First Person Tutor turns the humble red pen into a weapon of vengeance.

By John Teti • July 5, 2012

Sawbuck Gamer is our daily review of a free or cheap ($10 or less) game.

Who’s the villain in First Person Tutor? The most obvious candidate is Dr. Nathaniel Paynuss, the lazy, bitter professor who trolls Facebook for stray mentions of himself and then exacts vengeance on those who cross him. Everybody hates Prof. Paynuss—“he smells like the orifice he rhymes with,” says one Facebook update—and so everybody get an F-minus.

Yet the students don’t cover themselves in glory, either. Their essays are riddled with spelling and grammatical errors. As Paynuss’ teaching assistant, it’s your job to find those mistakes and mark the grades down accordingly, torpedoing GPAs with a few swishes of your red pen. This angry tedium constitutes the entire game. It’s hard to have sympathy for these kids, though.
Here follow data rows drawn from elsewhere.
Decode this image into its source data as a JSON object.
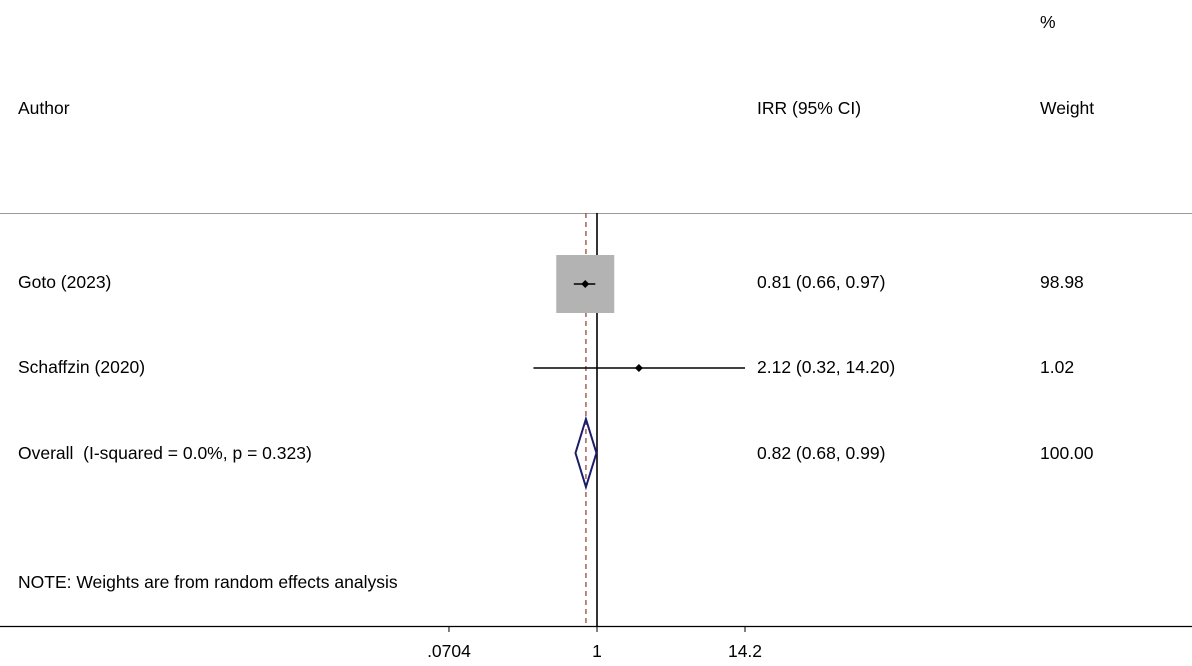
{
  "headers": {
    "author": "Author",
    "effect": "IRR (95% CI)",
    "weight_pct": "%",
    "weight": "Weight"
  },
  "note": "NOTE: Weights are from random effects analysis",
  "colors": {
    "reference_line": "#000000",
    "overall_line": "#a0524a",
    "weight_box": "#b3b3b3",
    "diamond": "#1c1c6b",
    "text": "#000000"
  },
  "chart_data": {
    "type": "forest",
    "measure": "IRR",
    "scale": "log",
    "null_value": 1,
    "overall_estimate": 0.82,
    "xticks": [
      {
        "value": 0.0704,
        "label": ".0704"
      },
      {
        "value": 1,
        "label": "1"
      },
      {
        "value": 14.2,
        "label": "14.2"
      }
    ],
    "studies": [
      {
        "author": "Goto (2023)",
        "irr": 0.81,
        "lower": 0.66,
        "upper": 0.97,
        "ci_text": "0.81 (0.66, 0.97)",
        "weight": 98.98,
        "weight_text": "98.98"
      },
      {
        "author": "Schaffzin (2020)",
        "irr": 2.12,
        "lower": 0.32,
        "upper": 14.2,
        "ci_text": "2.12 (0.32, 14.20)",
        "weight": 1.02,
        "weight_text": "1.02"
      }
    ],
    "overall": {
      "label": "Overall  (I-squared = 0.0%, p = 0.323)",
      "irr": 0.82,
      "lower": 0.68,
      "upper": 0.99,
      "ci_text": "0.82 (0.68, 0.99)",
      "weight": 100.0,
      "weight_text": "100.00"
    }
  }
}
While everyone mispells a word from time to time, there remains the fact that these essays are glorified fourth-grade book reports, exploring subjects like the “Jigglypuff” monster from Pokémon. Somehow, after writing such pap, these inbred simpletons of privilege have the temerity to whine on Facebook about the derelictions of their professor?

In the end, perhaps you’re the true villain. You can make excuses for the things you do in the name of Paynuss—you have student loans to pay off, after all—but the reality is that you’re a tool of spite. As the game advances and the time to grade each paper grows shorter, it’s not practical to attempt even a cursory reading anymore—instead, you have to just skim for mistakes. So in your hands, the words lose their final vestige of meaning, and academia completes its slide into petty warfare. Of course, maybe you won’t try to finish the game. Maybe you’ll take a stand, put down your red pen, and declare that “just following orders” is no excuse for sacrificing your dignity. If so, you’re a better person than I. Forgive me, readers, for I have graded.